MONTGOMERY, AL (WSFA) - Next week Alabama voters will head to the polls to elect a new chief justice. Gov. Kay Ivey appointed Lyn Stuart to the post. Now she's asking voters to elect her to the job but her opponent promises a tough race.
"Oh I think elections are always difficult and I'm prepared for a tough race," said Chief Justice Lyn Stuart.
Since being appointed to the position of Alabama Chief Justice, Stuart said she's been busy creating transparency and getting the court system back on financial footing.
"I've been speaking with individual legislators on the campaign trail and they seem to agree they'd like to do more for the court system," Stuart said.
Stuart has been a judge for 29 years and has served on the Alabama Supreme Court since 2001. Her focus is on expanding specialty court and giving a second chance to those who want a better life.
"Basically they are treatment courts. So to put people on a schedule, make them accountable, make sure they go to the treatment, take the medication they need in order to have lives that are successful," said Stuart.
Her opponent is no stranger to the Alabama Supreme Court. Justice Tom Parker was elected to the court in 2004 and re-elected in 2010 and 2016. But he says he's been a target for some of his decisions on pro-life.
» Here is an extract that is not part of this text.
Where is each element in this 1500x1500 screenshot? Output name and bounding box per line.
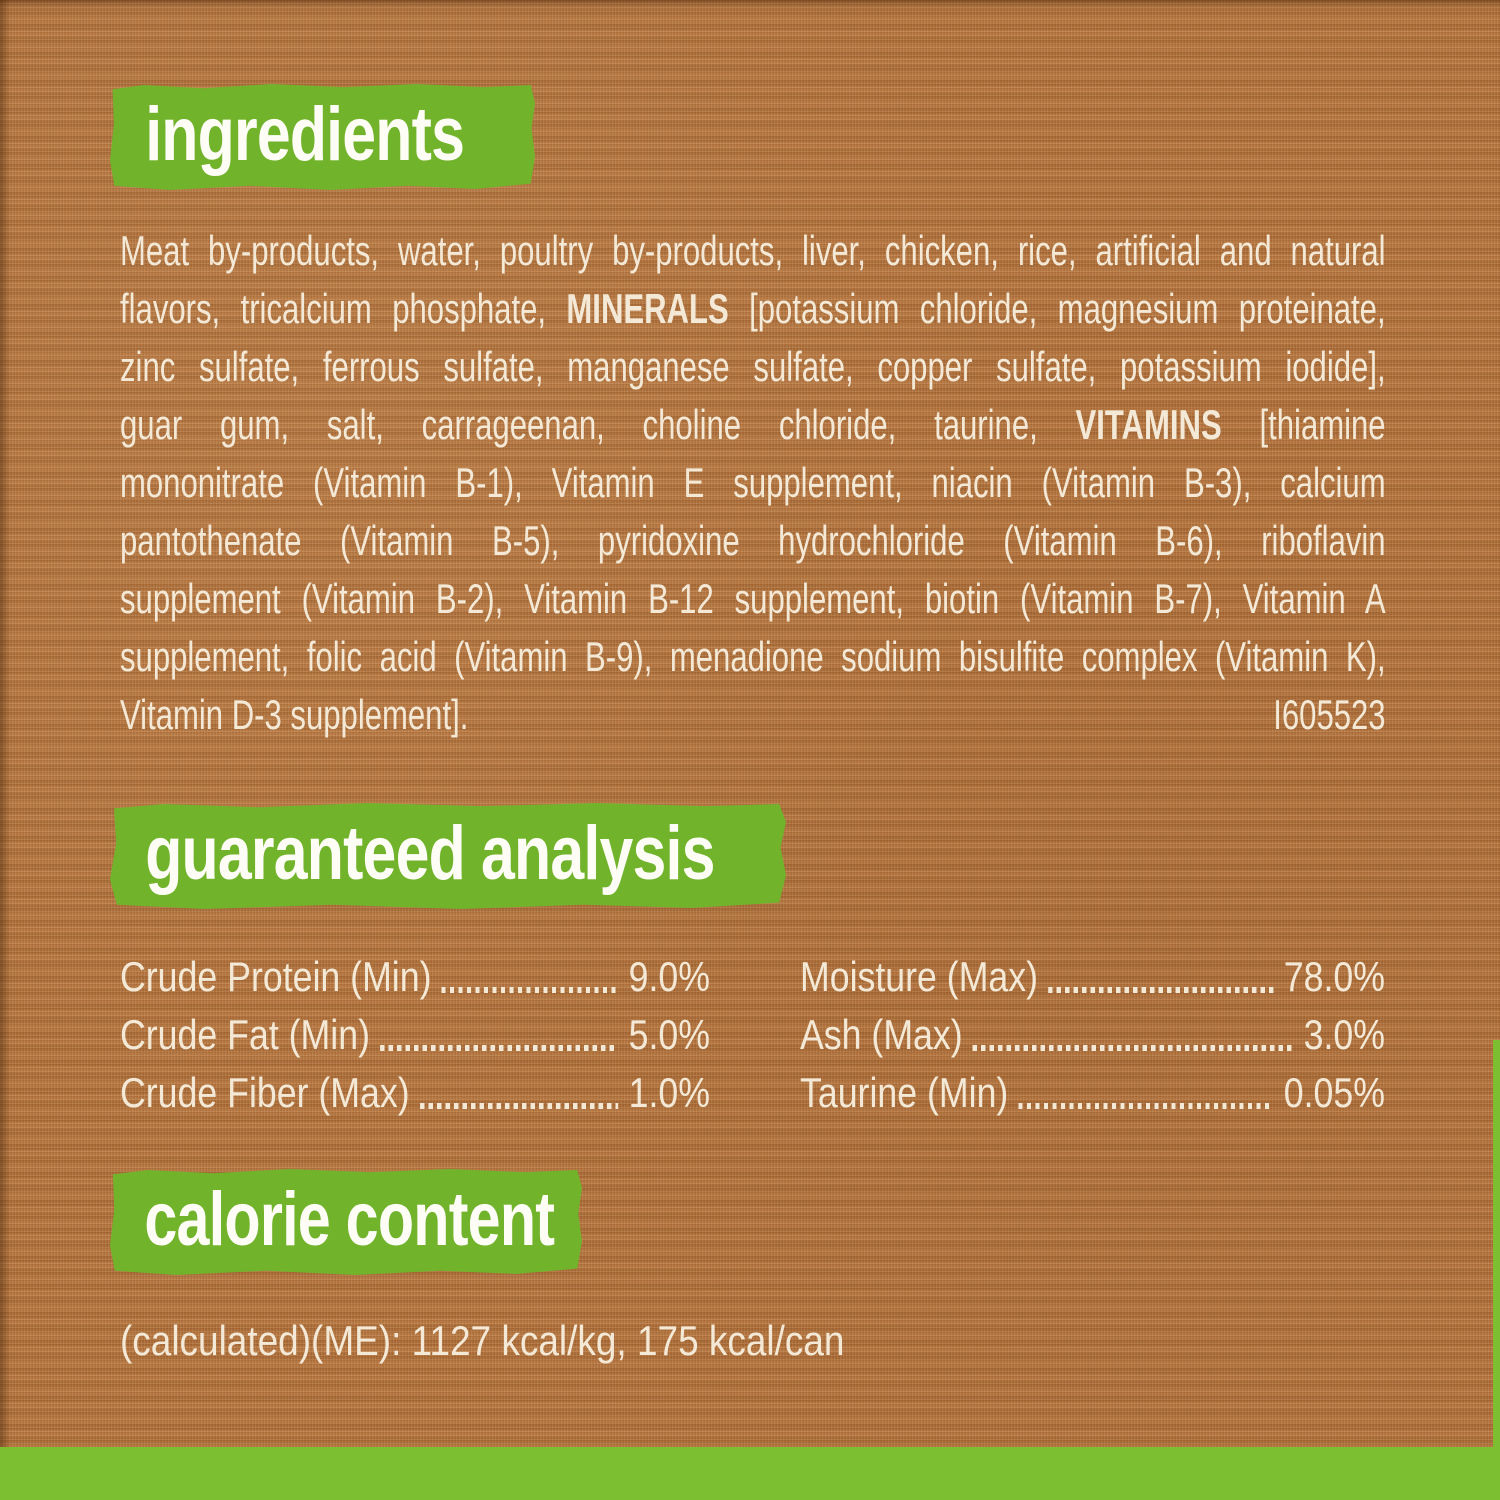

The Southern Poverty Law Center has also lodged complaints against him for his stance on marriage.
"They filed a compliant against me with the Judicial Inquiry Commission trying to get me removed by the Alabama Supreme Court but I fought back and won and I'm still here," said Parker.
Parker said the president is close to appointing a conservative on the U.S. Supreme Court and he wants to be instrumental in the political climate at home.
"I want to provide leadership in the Alabama Supreme Court at this time to hopefully be a player in restoring the constitution through new conservative majority on the U.S. Supreme Court," said Parker.
Although both Stuart and Parker have experience serving on the state's highest court, it will now be up to the voters to decide who will service as its chief.